Le voisin du nord des États-Unis s’inquiète d’une deuxième présidence de Donald Trump.

Trump n’a jamais été aussi populaire au Canada qu’auprès d’une partie de la population américaine. Un sondage réalisé plus tôt cette année suggérait qu’une majorité s’inquiétait du fait que la démocratie américaine ne survivrait pas encore quatre ans à Trump.

Pourtant, même si le mandat de Trump à la présidence a mis à rude épreuve les relations bilatérales, le Canada est reparti avec quelques victoires, notamment un accord commercial nord-américain renégocié avec succès.

À l’approche des élections américaines de novembre, la classe politique et les milieux d’affaires du Canada se préparent déjà à de nouveaux bouleversements commerciaux.

Il est difficile d’exagérer à quel point les deux pays sont étroitement liés, notamment sur le plan économique : environ 3,6 milliards de dollars canadiens (2,6 milliards de dollars ; 2,1 milliards de livres sterling) d’échanges ont traversé la frontière chaque jour l’année dernière.

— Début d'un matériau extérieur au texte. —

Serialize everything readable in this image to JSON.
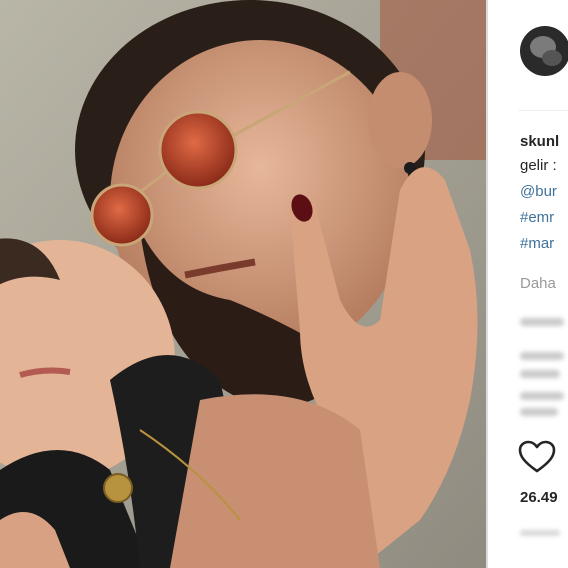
{
  "post": {
    "photo_icon": "photo-couple-image",
    "username": "skunl",
    "caption_start": "gelir :",
    "mention": "@bur",
    "hashtags": [
      "#emr",
      "#mar"
    ],
    "more_label": "Daha",
    "like_icon": "heart-outline-icon",
    "likes": "26.49"
  },
  "colors": {
    "link": "#3f729b",
    "text": "#262626",
    "muted": "#999999"
  }
}
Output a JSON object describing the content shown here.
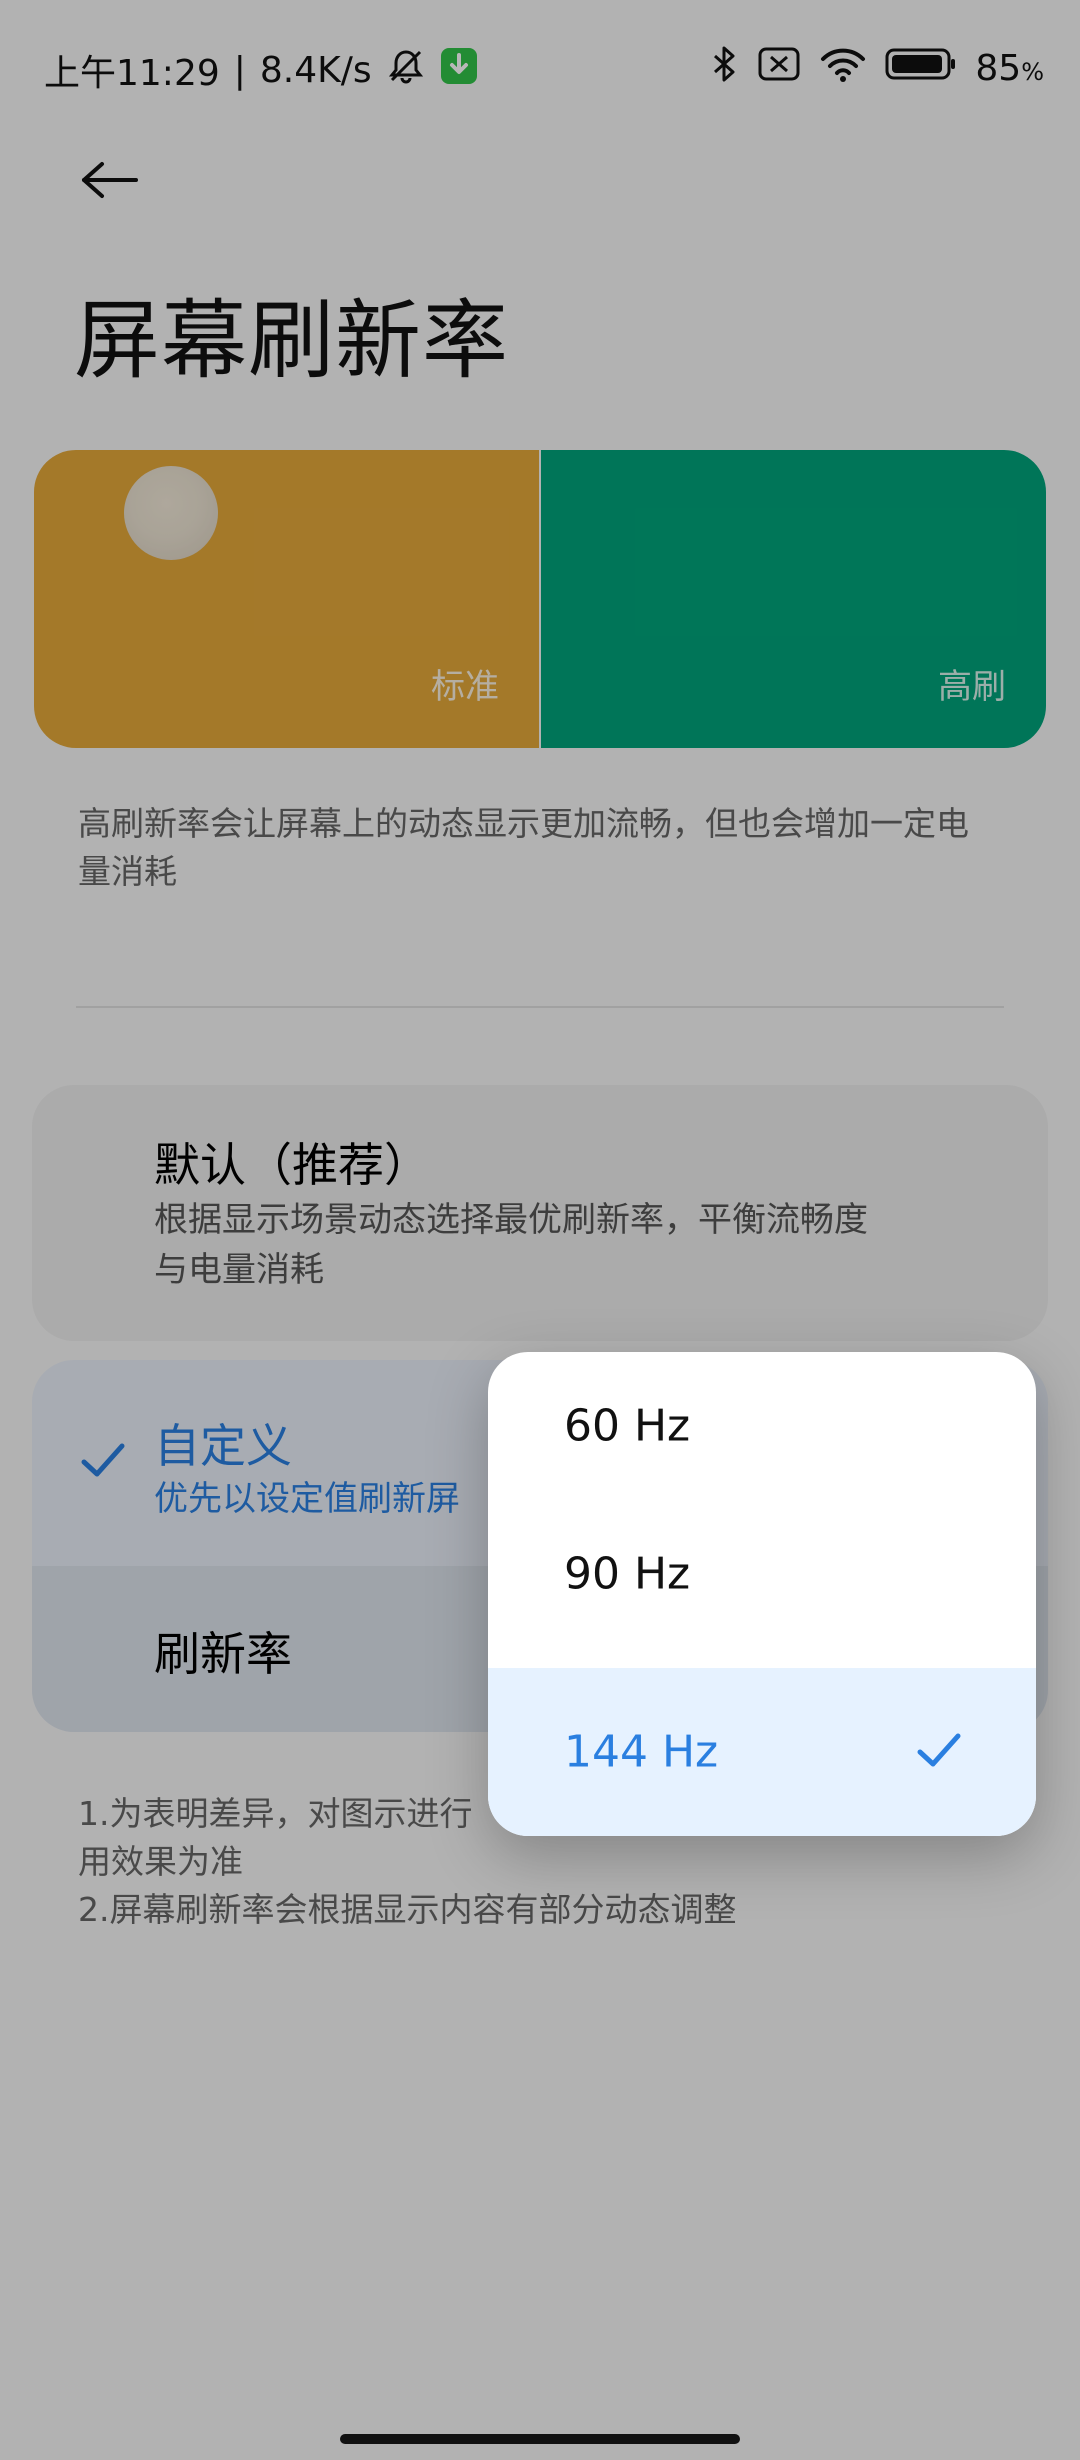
{
  "status_bar": {
    "time": "上午11:29",
    "separator": "|",
    "net_speed": "8.4K/s",
    "battery": "85",
    "battery_unit": "%"
  },
  "header": {
    "title": "屏幕刷新率"
  },
  "preview": {
    "left_label": "标准",
    "right_label": "高刷",
    "left_color": "#e3a83a",
    "right_color": "#00a37a"
  },
  "description": "高刷新率会让屏幕上的动态显示更加流畅，但也会增加一定电量消耗",
  "options": {
    "default": {
      "title": "默认（推荐）",
      "subtitle_line1": "根据显示场景动态选择最优刷新率，平衡流畅度",
      "subtitle_line2": "与电量消耗"
    },
    "custom": {
      "title": "自定义",
      "subtitle": "优先以设定值刷新屏",
      "rate_label": "刷新率"
    }
  },
  "notes": {
    "line1": "1.为表明差异，对图示进行",
    "line2": "用效果为准",
    "line3": "2.屏幕刷新率会根据显示内容有部分动态调整"
  },
  "popup": {
    "items": [
      "60 Hz",
      "90 Hz",
      "144 Hz"
    ],
    "selected": "144 Hz",
    "accent_color": "#2a7fe0"
  }
}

Ainsi, un examen formel prévu de l’accord commercial, ainsi que les réflexions de la campagne Trump sur un droit de douane mondial sur les marchandises importées ont tous deux suscité des inquiétudes.

Le premier ministre Justin Trudeau a lancé un projet « Équipe Canada », envoyant des politiciens, des envoyés et des chefs d’entreprise partout aux États-Unis pour promouvoir la valeur du Canada, tant en privé qu’en public.

Une initiative similaire s’est avérée fructueuse sous la première présidence Trump.

Le pays sera « prêt à faire face à tout ce qui nous sera lancé », a déclaré Trudeau.